Доверчивая. Уязвимая. Маленькая. Беззащитная. Способная изменить всю жизнь Мадлен. Она ощущает необъяснимое чувство наполненности. Будто все эти годы ей только и надо было, что встретить ее. Впитать ее образ, чтобы он заполнил пустоту внутри.
— Я пришла сюда, чтобы забрать тебя с собой, — наконец, отвечает Мадлен, взяв себя в руки. — Самаэль и двое других воинов ждут нас за пределами особняка. Самаэль хочет помочь тебе, он и я…

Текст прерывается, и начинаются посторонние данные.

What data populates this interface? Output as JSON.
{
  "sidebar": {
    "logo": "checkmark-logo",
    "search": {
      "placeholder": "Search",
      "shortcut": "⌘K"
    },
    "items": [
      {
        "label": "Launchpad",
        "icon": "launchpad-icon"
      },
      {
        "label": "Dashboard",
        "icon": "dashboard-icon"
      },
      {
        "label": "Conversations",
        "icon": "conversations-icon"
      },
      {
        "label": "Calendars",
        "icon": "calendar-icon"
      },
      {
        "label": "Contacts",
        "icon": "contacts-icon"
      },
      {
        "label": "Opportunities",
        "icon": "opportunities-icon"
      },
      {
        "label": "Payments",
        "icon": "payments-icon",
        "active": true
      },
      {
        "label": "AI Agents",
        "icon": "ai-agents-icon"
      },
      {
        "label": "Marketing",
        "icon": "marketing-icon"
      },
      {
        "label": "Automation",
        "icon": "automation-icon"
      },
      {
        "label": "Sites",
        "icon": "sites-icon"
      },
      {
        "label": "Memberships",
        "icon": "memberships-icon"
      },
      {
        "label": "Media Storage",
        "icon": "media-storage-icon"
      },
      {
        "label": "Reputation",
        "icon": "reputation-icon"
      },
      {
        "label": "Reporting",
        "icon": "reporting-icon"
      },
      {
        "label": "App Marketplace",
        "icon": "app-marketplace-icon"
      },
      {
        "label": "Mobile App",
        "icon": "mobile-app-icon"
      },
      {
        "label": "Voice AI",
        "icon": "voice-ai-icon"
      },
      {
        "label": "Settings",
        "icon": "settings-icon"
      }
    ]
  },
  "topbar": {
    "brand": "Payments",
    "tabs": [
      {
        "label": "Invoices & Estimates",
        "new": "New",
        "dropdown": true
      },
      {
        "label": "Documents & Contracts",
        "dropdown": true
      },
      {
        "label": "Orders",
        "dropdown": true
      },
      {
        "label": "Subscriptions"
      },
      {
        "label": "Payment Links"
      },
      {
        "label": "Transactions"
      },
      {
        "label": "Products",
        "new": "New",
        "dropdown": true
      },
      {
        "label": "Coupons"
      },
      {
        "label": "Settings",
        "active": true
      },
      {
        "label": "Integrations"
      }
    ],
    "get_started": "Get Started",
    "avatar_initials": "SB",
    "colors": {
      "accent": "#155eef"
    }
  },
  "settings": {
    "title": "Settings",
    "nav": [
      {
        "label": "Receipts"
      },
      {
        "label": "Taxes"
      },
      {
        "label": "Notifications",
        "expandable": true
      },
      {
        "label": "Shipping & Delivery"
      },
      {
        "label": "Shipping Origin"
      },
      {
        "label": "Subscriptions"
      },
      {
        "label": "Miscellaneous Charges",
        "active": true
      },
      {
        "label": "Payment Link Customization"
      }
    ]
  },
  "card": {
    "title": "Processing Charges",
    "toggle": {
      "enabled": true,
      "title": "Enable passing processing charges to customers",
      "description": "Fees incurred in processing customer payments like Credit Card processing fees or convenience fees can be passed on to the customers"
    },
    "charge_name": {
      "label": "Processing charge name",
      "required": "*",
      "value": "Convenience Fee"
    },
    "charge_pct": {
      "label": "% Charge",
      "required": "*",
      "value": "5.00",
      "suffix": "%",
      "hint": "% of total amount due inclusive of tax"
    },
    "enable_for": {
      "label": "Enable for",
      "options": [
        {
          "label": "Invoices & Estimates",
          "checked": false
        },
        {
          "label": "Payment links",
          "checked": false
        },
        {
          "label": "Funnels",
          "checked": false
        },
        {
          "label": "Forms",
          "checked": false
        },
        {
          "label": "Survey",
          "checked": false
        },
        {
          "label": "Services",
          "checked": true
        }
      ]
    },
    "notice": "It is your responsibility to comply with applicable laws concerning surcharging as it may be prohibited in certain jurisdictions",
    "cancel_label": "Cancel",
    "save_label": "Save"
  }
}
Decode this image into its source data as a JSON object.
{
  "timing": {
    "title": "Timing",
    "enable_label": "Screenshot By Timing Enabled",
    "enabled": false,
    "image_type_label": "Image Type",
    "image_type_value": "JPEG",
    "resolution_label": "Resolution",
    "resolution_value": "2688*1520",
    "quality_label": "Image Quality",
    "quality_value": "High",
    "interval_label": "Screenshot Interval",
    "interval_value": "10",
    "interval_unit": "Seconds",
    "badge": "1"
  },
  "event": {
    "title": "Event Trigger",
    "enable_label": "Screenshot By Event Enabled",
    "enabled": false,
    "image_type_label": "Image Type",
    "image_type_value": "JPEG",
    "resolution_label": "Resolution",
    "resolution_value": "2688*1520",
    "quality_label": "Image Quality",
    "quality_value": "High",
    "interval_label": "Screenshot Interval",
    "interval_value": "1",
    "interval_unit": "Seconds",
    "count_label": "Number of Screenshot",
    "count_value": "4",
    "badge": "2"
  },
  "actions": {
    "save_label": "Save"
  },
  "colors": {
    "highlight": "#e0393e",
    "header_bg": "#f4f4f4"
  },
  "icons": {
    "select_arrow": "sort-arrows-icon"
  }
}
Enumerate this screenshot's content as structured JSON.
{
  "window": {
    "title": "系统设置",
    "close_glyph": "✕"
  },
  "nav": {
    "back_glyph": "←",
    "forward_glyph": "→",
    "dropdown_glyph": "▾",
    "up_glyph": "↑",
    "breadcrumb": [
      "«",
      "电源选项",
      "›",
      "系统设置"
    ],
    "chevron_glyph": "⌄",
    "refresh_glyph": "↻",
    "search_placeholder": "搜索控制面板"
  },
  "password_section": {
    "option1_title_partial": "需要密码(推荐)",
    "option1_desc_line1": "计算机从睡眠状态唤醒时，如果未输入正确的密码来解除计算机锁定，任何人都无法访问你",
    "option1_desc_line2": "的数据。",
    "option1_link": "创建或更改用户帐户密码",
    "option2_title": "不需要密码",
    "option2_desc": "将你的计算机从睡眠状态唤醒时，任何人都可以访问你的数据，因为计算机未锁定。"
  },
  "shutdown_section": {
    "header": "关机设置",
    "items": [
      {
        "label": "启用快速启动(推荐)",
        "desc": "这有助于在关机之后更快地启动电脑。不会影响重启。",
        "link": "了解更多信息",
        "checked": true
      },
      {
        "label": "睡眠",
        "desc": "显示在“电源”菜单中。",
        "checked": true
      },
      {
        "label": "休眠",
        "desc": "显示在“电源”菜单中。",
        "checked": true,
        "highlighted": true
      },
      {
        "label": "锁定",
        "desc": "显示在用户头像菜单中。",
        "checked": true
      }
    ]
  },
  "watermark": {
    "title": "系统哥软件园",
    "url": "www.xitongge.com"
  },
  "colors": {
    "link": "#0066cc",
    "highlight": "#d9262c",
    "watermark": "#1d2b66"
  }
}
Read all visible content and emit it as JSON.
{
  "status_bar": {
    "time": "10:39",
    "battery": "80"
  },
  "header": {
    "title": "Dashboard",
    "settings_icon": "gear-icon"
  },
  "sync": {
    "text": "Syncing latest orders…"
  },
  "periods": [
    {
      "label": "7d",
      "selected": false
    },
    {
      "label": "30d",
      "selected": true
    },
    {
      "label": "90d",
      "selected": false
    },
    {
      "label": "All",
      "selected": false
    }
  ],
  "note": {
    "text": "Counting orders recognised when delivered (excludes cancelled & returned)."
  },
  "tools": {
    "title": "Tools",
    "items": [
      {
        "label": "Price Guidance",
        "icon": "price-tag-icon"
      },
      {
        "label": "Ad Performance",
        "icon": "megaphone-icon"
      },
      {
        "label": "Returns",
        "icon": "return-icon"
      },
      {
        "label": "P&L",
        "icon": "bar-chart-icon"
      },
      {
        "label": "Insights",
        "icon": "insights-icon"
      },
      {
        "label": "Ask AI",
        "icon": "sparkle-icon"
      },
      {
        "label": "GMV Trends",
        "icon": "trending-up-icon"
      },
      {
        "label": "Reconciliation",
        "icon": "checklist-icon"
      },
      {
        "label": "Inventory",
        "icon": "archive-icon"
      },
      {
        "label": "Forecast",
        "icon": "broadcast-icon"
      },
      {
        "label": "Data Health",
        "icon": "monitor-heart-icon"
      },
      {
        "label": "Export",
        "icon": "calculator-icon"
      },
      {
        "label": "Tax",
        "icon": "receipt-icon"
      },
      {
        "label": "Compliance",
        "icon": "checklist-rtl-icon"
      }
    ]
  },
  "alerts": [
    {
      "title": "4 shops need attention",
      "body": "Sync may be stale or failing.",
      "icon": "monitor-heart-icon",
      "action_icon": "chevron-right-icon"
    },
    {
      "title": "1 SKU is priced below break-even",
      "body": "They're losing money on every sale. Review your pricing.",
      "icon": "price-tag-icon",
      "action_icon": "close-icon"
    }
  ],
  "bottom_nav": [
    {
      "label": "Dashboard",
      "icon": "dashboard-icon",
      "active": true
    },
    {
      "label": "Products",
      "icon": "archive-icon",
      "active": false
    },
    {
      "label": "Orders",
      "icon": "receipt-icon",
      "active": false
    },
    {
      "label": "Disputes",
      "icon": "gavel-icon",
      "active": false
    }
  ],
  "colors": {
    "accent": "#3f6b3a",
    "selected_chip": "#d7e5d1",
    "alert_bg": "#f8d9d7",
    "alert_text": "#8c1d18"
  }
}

— Хочет помочь, — насмешливо произносит девушка, перебивая собеседницу. — А он не сказал, по какой причине я прогнала его? — она разворачивается к монстру спиной. — Не сказал, как обещал уничтожить всех, кто находится здесь? Сравнять это место с землей. Похоронить все, что осталось от моего предка. Не сказал?
Элизабет даже не приходится врать. Она читает все это в памяти Куприяновой. Использует воспоминания девушки на свое усмотрение. Извращает их, дабы у женщины не осталось никаких сомнений в правильности поступка наследницы, чьим телом они обладают.
— Он сказал, что…
— Он напал на меня.
Перебивает Куприянова Мадлен, плечи ее опускаются, и она выглядит еще меньше. Страх и боль разливаются в ее глазах. Она боится.
— Я попыталась защитить тех, кто живет здесь. Пыталась помочь им. Но Самаэль не желал слушать меня, — она заламывает пальцы, опуская голову. Раздается жалобный всхлип. — Он попытался убить детей, и когда я встала на их защиту, он словно обезумел.
Мадлен сжимает зубы от злости, когда Саша смотрит на нее и в глазах девушки стоят слезы.
— Я умоляла его…умоляла, а он…— она снова всхлипывает. — Я не хотела причинить ему боль. Я просто пыталась остановить его. Просто пыталась защититься.
Куприянова подается к женщине, обнимает её, и уже не сдерживает слез. Хрупкое тело сотрясают рыдания, и Мадлен делает единственную уместную в данный момент вещь. Она обнимает девушку. Осторожно. Позабыто. С опаской, что может сделать что-то не так, заставить ее страдать еще больше.
Саша доверчиво жмется к женщине, продолжая омывать слезами ее одежду. Элизабет Манн могла бы стать неплохой актрисой.
***
Как прозаично получить кровавое послание в мясной лавке.
Короткая записка в руках Клаудии порозовела от контакта с мясной тушей. Девушка сжимает клочок бумаги, представляя, как ее крестный выводил для нее это послание. Буквы получились немного косыми, но Тодд все равно узнает почерк Амоса.
Как они заставили его писать? Чем угрожали? Как сильно избили? Да оставили ли вообще в живых? Клаудия стискивает кулак, и если бы вместо записки в пальцах оказался зажат уголь, то сейчас он легко бы превратился в алмаз. Но угля нет. Вместо него записка, принесшая с собой новые проблемы, решить которые в одиночку ей вряд ли удастся.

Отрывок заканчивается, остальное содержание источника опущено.